Эжен отодвинул стул и присел на краешек. Неуютно здесь было. Простая, но всё же чистая и аккуратная обстановка в комнате, так отличавшаяся от того, что привык видеть Эжен, возможно, и вела к неловкости, а только главное, что мешало Эжену, была странная натянутость, и молчание, и угрюмый взгляд сестры, уже надевшей поверх домашнего платья поношенный салопишко и накинувшей на плечи платок. Словом, приход его нарушил обыкновенное течение жизни здесь, и теперь он думал, не уйти ли ему — но всё же решился задержаться немного.
— А что же, отчего вы так устроились? — спросил он оглядываясь.
— Ах, Енюшка! Да ты ведь и не знаешь ничего, я и не писала к тебе — почто тревожить напрасно? Ты видишь, как…
— Да, Еня, ты видишь, как матушка любит тебя, — а ты и позабыл нас вовсе! — вставила сестра. — Это вовсе…
— Да что ты говоришь такое, Господь с тобой! — прервала её мать. — И к чему бы Енюшке, такому важному, о нас с тобою думать? Совсем ни к чему.
— Так что же случилось?
— Много всего, так и не упомнишь… Сначала неурожай в деревнях был, — денег нет; потом дом сгорел наш, мы с Марьюшкой в Петербург переехали, братец мой помог, вечная ему память! Да только как братец-то умер, так опять жить не на что стало: вот Марьюшка место в театре получила, перебиваемся кое-как.
— Я не знал… — пробормотал Эжен. — А когда б знал, то помог бы вам чем-нибудь, и денег бы не просил…
Он посидел здесь ещё немного, встал, поклонился растеряно и вышел.
На крыльце дома, как и в прошлый свой визит, Эжен увидал Петра Иваныча — тот, улыбаясь, поправлял галстух и взбивал волосы на висках.

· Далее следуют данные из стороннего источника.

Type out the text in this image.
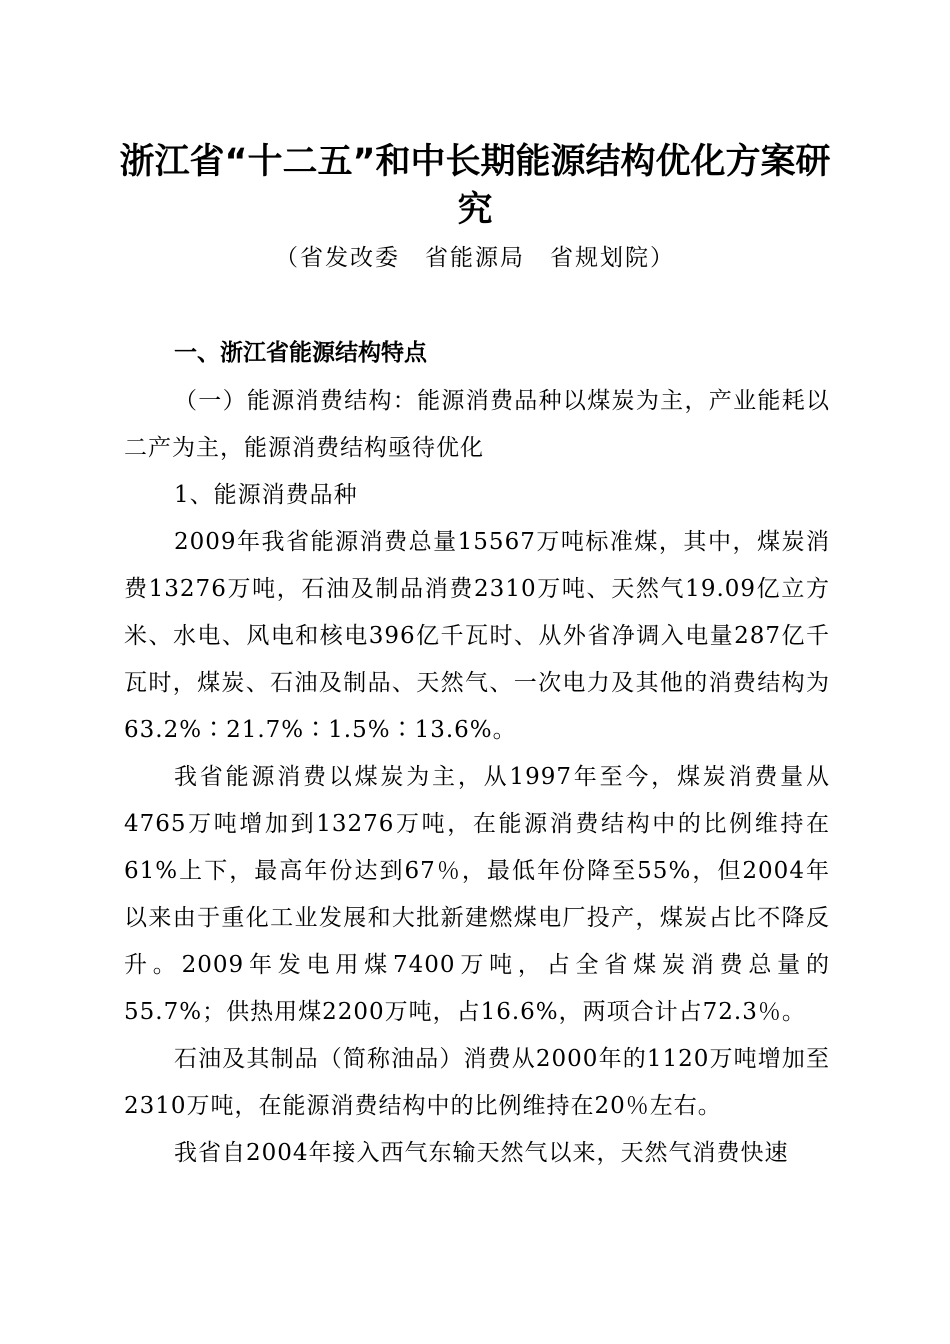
浙江省“十二五”和中长期能源结构优化方案研究

（省发改委　省能源局　省规划院）

一、浙江省能源结构特点

（一）能源消费结构：能源消费品种以煤炭为主，产业能耗以二产为主，能源消费结构亟待优化

1、能源消费品种

2009年我省能源消费总量15567万吨标准煤，其中，煤炭消费13276万吨，石油及制品消费2310万吨、天然气19.09亿立方米、水电、风电和核电396亿千瓦时、从外省净调入电量287亿千瓦时，煤炭、石油及制品、天然气、一次电力及其他的消费结构为63.2%∶21.7%∶1.5%∶13.6%。

我省能源消费以煤炭为主，从1997年至今，煤炭消费量从4765万吨增加到13276万吨，在能源消费结构中的比例维持在61%上下，最高年份达到67％，最低年份降至55%，但2004年以来由于重化工业发展和大批新建燃煤电厂投产，煤炭占比不降反升。2009年发电用煤7400万吨，占全省煤炭消费总量的55.7%；供热用煤2200万吨，占16.6%，两项合计占72.3％。

石油及其制品（简称油品）消费从2000年的1120万吨增加至2310万吨，在能源消费结构中的比例维持在20％左右。

我省自2004年接入西气东输天然气以来，天然气消费快速
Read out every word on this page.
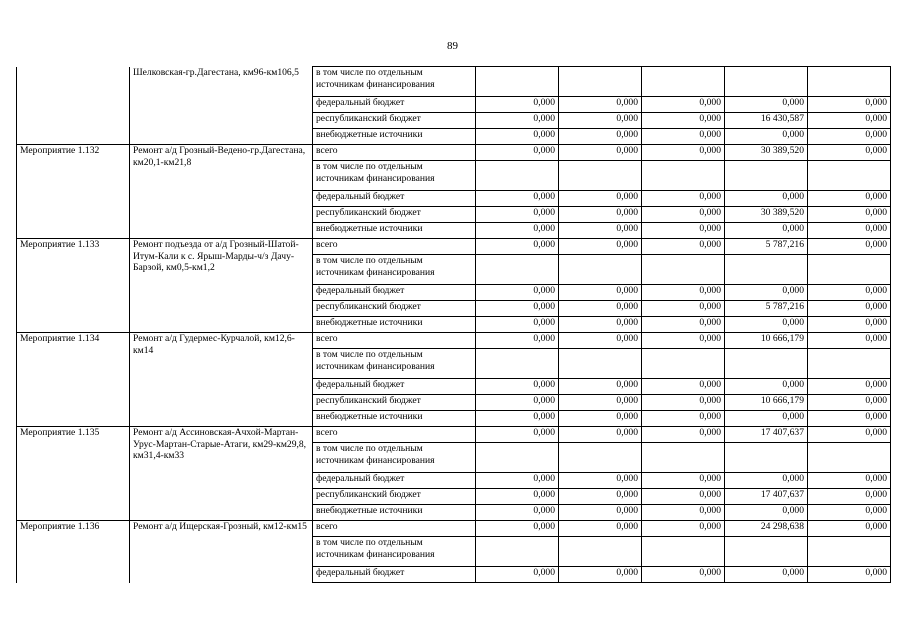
89
	Шелковская-гр.Дагестана, км96-км106,5	в том числе по отдельным источникам финансирования					
		федеральный бюджет	0,000	0,000	0,000	0,000	0,000
		республиканский бюджет	0,000	0,000	0,000	16 430,587	0,000
		внебюджетные источники	0,000	0,000	0,000	0,000	0,000
Мероприятие 1.132	Ремонт а/д Грозный-Ведено-гр.Дагестана, км20,1-км21,8	всего	0,000	0,000	0,000	30 389,520	0,000
		в том числе по отдельным источникам финансирования					
		федеральный бюджет	0,000	0,000	0,000	0,000	0,000
		республиканский бюджет	0,000	0,000	0,000	30 389,520	0,000
		внебюджетные источники	0,000	0,000	0,000	0,000	0,000
Мероприятие 1.133	Ремонт подъезда от а/д Грозный-Шатой-Итум-Кали к с. Ярыш-Марды-ч/з Дачу-Барзой, км0,5-км1,2	всего	0,000	0,000	0,000	5 787,216	0,000
		в том числе по отдельным источникам финансирования					
		федеральный бюджет	0,000	0,000	0,000	0,000	0,000
		республиканский бюджет	0,000	0,000	0,000	5 787,216	0,000
		внебюджетные источники	0,000	0,000	0,000	0,000	0,000
Мероприятие 1.134	Ремонт а/д Гудермес-Курчалой, км12,6-км14	всего	0,000	0,000	0,000	10 666,179	0,000
		в том числе по отдельным источникам финансирования					
		федеральный бюджет	0,000	0,000	0,000	0,000	0,000
		республиканский бюджет	0,000	0,000	0,000	10 666,179	0,000
		внебюджетные источники	0,000	0,000	0,000	0,000	0,000
Мероприятие 1.135	Ремонт а/д Ассиновская-Ачхой-Мартан-Урус-Мартан-Старые-Атаги, км29-км29,8, км31,4-км33	всего	0,000	0,000	0,000	17 407,637	0,000
		в том числе по отдельным источникам финансирования					
		федеральный бюджет	0,000	0,000	0,000	0,000	0,000
		республиканский бюджет	0,000	0,000	0,000	17 407,637	0,000
		внебюджетные источники	0,000	0,000	0,000	0,000	0,000
Мероприятие 1.136	Ремонт а/д Ищерская-Грозный, км12-км15	всего	0,000	0,000	0,000	24 298,638	0,000
		в том числе по отдельным источникам финансирования					
		федеральный бюджет	0,000	0,000	0,000	0,000	0,000
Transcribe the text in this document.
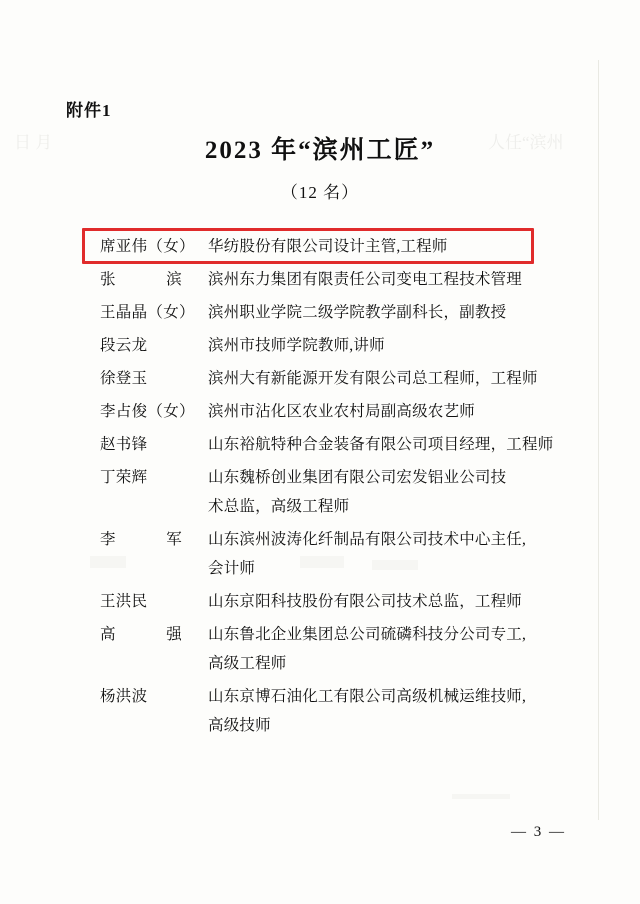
日 月	人任“滨州
附件1
2023 年“滨州工匠”
（12 名）
席亚伟（女） 华纺股份有限公司设计主管,工程师
张	滨 滨州东力集团有限责任公司变电工程技术管理
王晶晶（女） 滨州职业学院二级学院教学副科长，副教授
段云龙	滨州市技师学院教师,讲师
徐登玉	滨州大有新能源开发有限公司总工程师，工程师
李占俊（女） 滨州市沾化区农业农村局副高级农艺师
赵书锋	山东裕航特种合金装备有限公司项目经理，工程师
丁荣辉	山东魏桥创业集团有限公司宏发铝业公司技
术总监，高级工程师
李	军 山东滨州波涛化纤制品有限公司技术中心主任,
会计师
王洪民	山东京阳科技股份有限公司技术总监，工程师
高	强 山东鲁北企业集团总公司硫磷科技分公司专工,
高级工程师
杨洪波	山东京博石油化工有限公司高级机械运维技师,
高级技师
— 3 —
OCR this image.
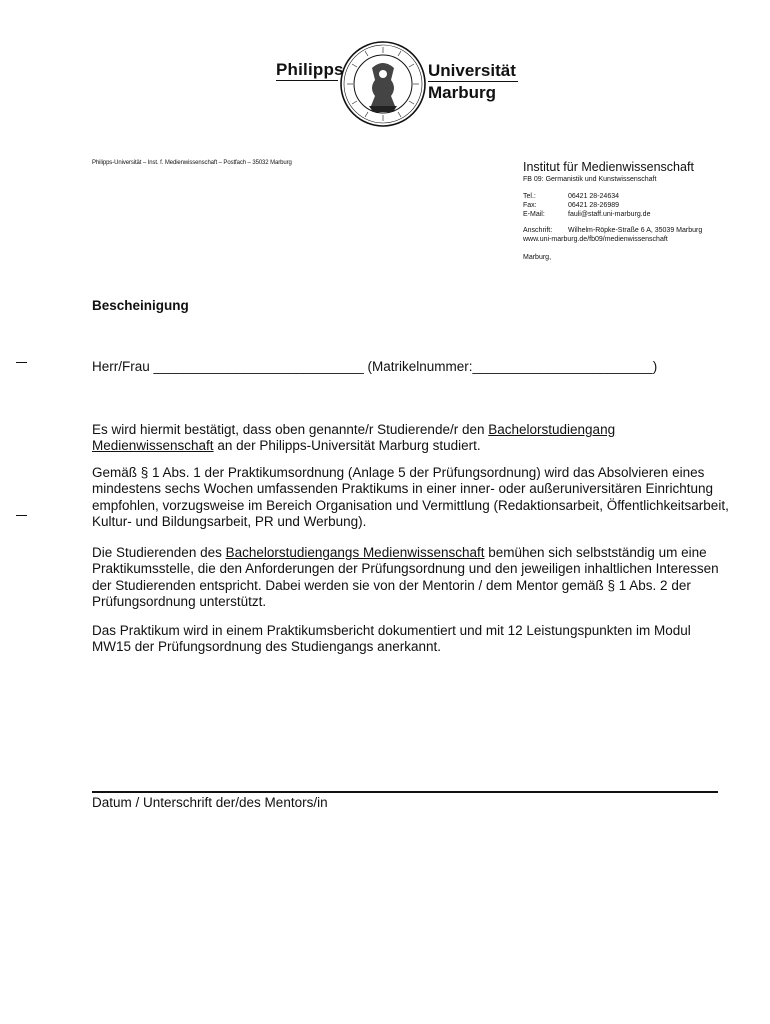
Philipps	Universität
Marburg
Philipps-Universität – Inst. f. Medienwissenschaft – Postfach – 35032 Marburg	Institut für Medienwissenschaft
FB 09: Germanistik und Kunstwissenschaft
Tel.:	06421 28-24634
Fax:	06421 28-26989
E-Mail:	fauli@staff.uni-marburg.de
Anschrift:	Wilhelm-Röpke-Straße 6 A, 35039 Marburg
www.uni-marburg.de/fb09/medienwissenschaft
Marburg,
Bescheinigung
Herr/Frau ____________________________ (Matrikelnummer:________________________)

Es wird hiermit bestätigt, dass oben genannte/r Studierende/r den Bachelorstudiengang Medienwissenschaft an der Philipps-Universität Marburg studiert.

Gemäß § 1 Abs. 1 der Praktikumsordnung (Anlage 5 der Prüfungsordnung) wird das Absolvieren eines mindestens sechs Wochen umfassenden Praktikums in einer inner- oder außeruniversitären Einrichtung empfohlen, vorzugsweise im Bereich Organisation und Vermittlung (Redaktionsarbeit, Öffentlichkeitsarbeit, Kultur- und Bildungsarbeit, PR und Werbung).

Die Studierenden des Bachelorstudiengangs Medienwissenschaft bemühen sich selbstständig um eine Praktikumsstelle, die den Anforderungen der Prüfungsordnung und den jeweiligen inhaltlichen Interessen der Studierenden entspricht. Dabei werden sie von der Mentorin / dem Mentor gemäß § 1 Abs. 2 der Prüfungsordnung unterstützt.

Das Praktikum wird in einem Praktikumsbericht dokumentiert und mit 12 Leistungspunkten im Modul MW15 der Prüfungsordnung des Studiengangs anerkannt.

Datum / Unterschrift der/des Mentors/in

— А, Евгений Николаевич! — сказал он, протягивая Эжену руку. — Моё почтение… вы, как я вижу, снова пришли сюда и снова же сделались моим противником?
Эжен руки не пожал и только ответил:
— Добрый день… а впрочем, я с вами и знаться не хочу.
— Что ж, никто не может заставить человека знаться с кем-нибудь! Хотя я надеюсь, что Марья Николаевна всё же сочтёт моё знакомство более приятным; я, вы знаете, приготовил ей один маленький сюрприз, — так, пустяк. Вот не угодно ли взглянуть, — сказал он, показывая покрасневшему Эжену перетянутые ленточкой ассигнации, — пять тысяч на серебро… Узнаёте, я чай?
И Пётр Иваныч скрылся в дверях.
Прежде Эжен сомневался, стоит ли ему прислушаться к словам К-ина и отомстить Петру Иванычу, то есть так же, как он, обмануть его. Что, в самом деле, за глупость придумал К-ин! Ему, Евгению Николаевичу Р-ому, и пойти против всех правил чести? Немыслимо! Но теперь, когда Эжен наконец уверился в том, что Пётр Иваныч подлец, он перестал и сомневаться в том, что́ он будет делать.
Решено — и дело с концом.
О нём, конечно, заговорят, и заговорят дурно; пусть их говорят, ему уже всё одно. Он больше не может терпеть, что над его сестрой смеётся человек столь низкий, что он и её, того и гляди, утащит за собою в бездну низости, мерзости и подлости!..
А то, что он получит с Петра Иваныча, он отдаст матери и сестре, — им нужнее, чем Эжену, деньги.